As any sysadmin, I like to automate things.
As a devops, I like to automate things for my users (my users being the developers).

I like to automate because I’m lazy (for boring repetitive tasks at least),
but the main reason we automate is for safety.
The safety of regularity, always doing the exact same thing, doing it every day (or every hour).

Yet, automation is a double-edged sword.
A failing script can have pretty catastrophic consequences.
Here is the logic and care I try to put behind what I like to call Responsible Automation.
It’s not a manifesto, but could become one.

Let the User in control

As a sysadmin, the user would be yourself, as a devops, it would be the team of developers, but in the end, there it makes no difference: the user has to stay in control of what happens.

The most basic control is launching the script.
Not all automation is scheduled, in fact, most of them are triggered by a user.
The most current example I have would be cap deploy:
this simple command often result in quite a lot of automated logic and is used multiple times a day by most members of the team.

There are three way to give (a bit of) control to the user.
The first, via options when calling the script.
You need the command to be simple, so you must use sensible defaults. You need contextual help, via arguments checking, error messages and –help option.

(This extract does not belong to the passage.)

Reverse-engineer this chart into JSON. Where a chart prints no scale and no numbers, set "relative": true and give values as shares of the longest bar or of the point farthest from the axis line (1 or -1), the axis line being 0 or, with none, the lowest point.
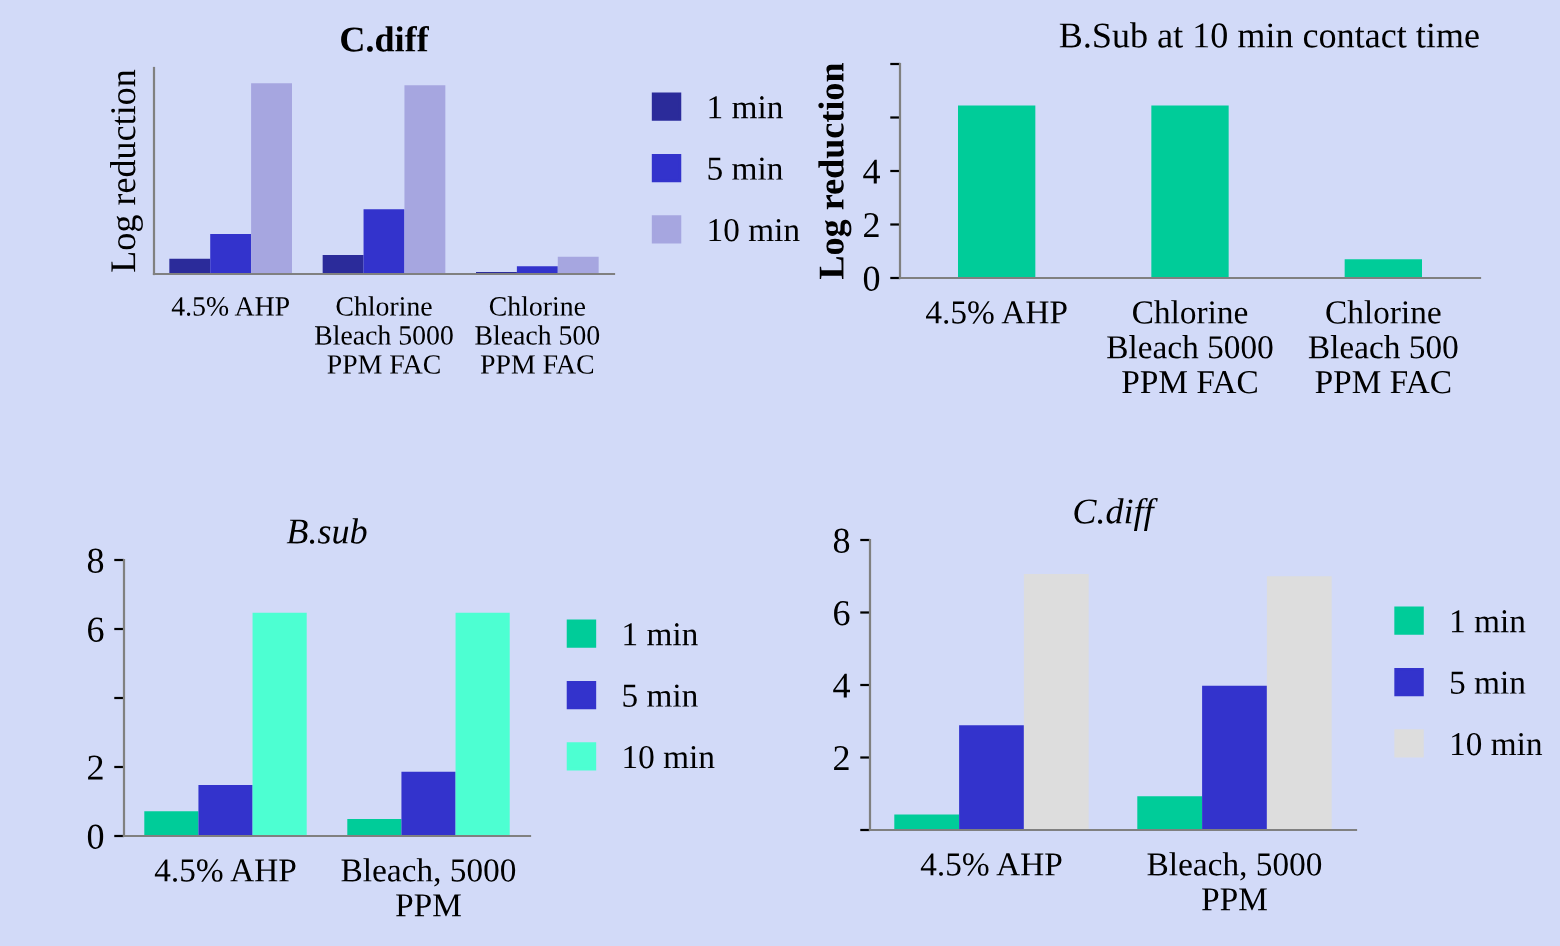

The second is to prompt the user while executing of the script. This is powerful, sometimes mandatory, but often a smell for bad design at the beginning. Use it carefully, mainly to prompt for information that depend on the execution itself (ie. File already exists, what should I do). Avoid using it on long running scripts, where the user will do something else meanwhile, missing the prompt.

Then, there is the ctrl-c.
Yes. As basic and terminal as it is, ctrl-c is also the most important piece of control over your script.
It is a time based control, and it’s usually not wise to race with a machine doing a couple of tera calculations per second. Yet, it can sometime save the day.
To make that possible, try and make the irreversible operations happen later in your script.
I even once had a script sleep a few seconds before executing a task.
It helps if the script is idempotent, allowing to rerun it safely.

To stay in control, the user must know exactly what happens in the first place.

Feedback

Instant feedback is key.
For starter, it’s an excellent form of documentation. I learned a ton about Capistrano, just reading the output while it was running.
It is also a good way to double check settings: About to deploy my-awesome-site in production can be a very useful information if you were supposed to deploy another-website in staging

I often use outputs to orient user towards the next step, if any.

Finding the right amount of feedback is important.
Capistrano has often been criticised for its verbosity.
This is the ideal candidate for an option.

Logging & Monitoring

Retro active analysis can be a life saver, or at minimum a good tool to improve the system.
Log everything. Disk space is cheap and parsing a huge data set can be done on the fly.
Timestamp each line, if possible, id each request/action, be extra verbose.
Log files don’t have to be pretty, they have to be exhaustive.
Write in several files if you have different concerns, this can help map-reduce the data, but it is mostly a human problem.

For long running script, try to monitor the performances: duration, CPU…
This can be a good indication of a rising problem. If your script suddenly take twice the time as usual, find why.
If you have a Nagios in your architecture, you could even plug some data in it, alerting on threshold values.

Document & Comment

This should be obvious.
Either you are part of a team and you need to communicate abundantly,
or you’re alone and you need as much documentation as possible, preventing from the key person risk.

Test & Stage

Unit-test your script. It will ease its development and future evolution.
Test it again an environment too, virtual machine are cheap and easy.

What follows is more about a personal method than a guideline.

Granular & Incremental

At the beginning, for a few days or weeks, I like to do the task manually, really grasping the ins and outs, identifying the key sub-tasks. I usually write a scenario in plain text.
Then I start to script the most obvious parts, continuing to tie them together manually.
This granular approach allows for a better incremental evolution, each part is still independent from the others. It also helps seeing the little details that could be tricky and keeps them contained.
Then I cement the pieces together.
At this stage I still triggers the whole script manually, usually for a fortnight.
When it feels ready, I pass it on to Cron or the team.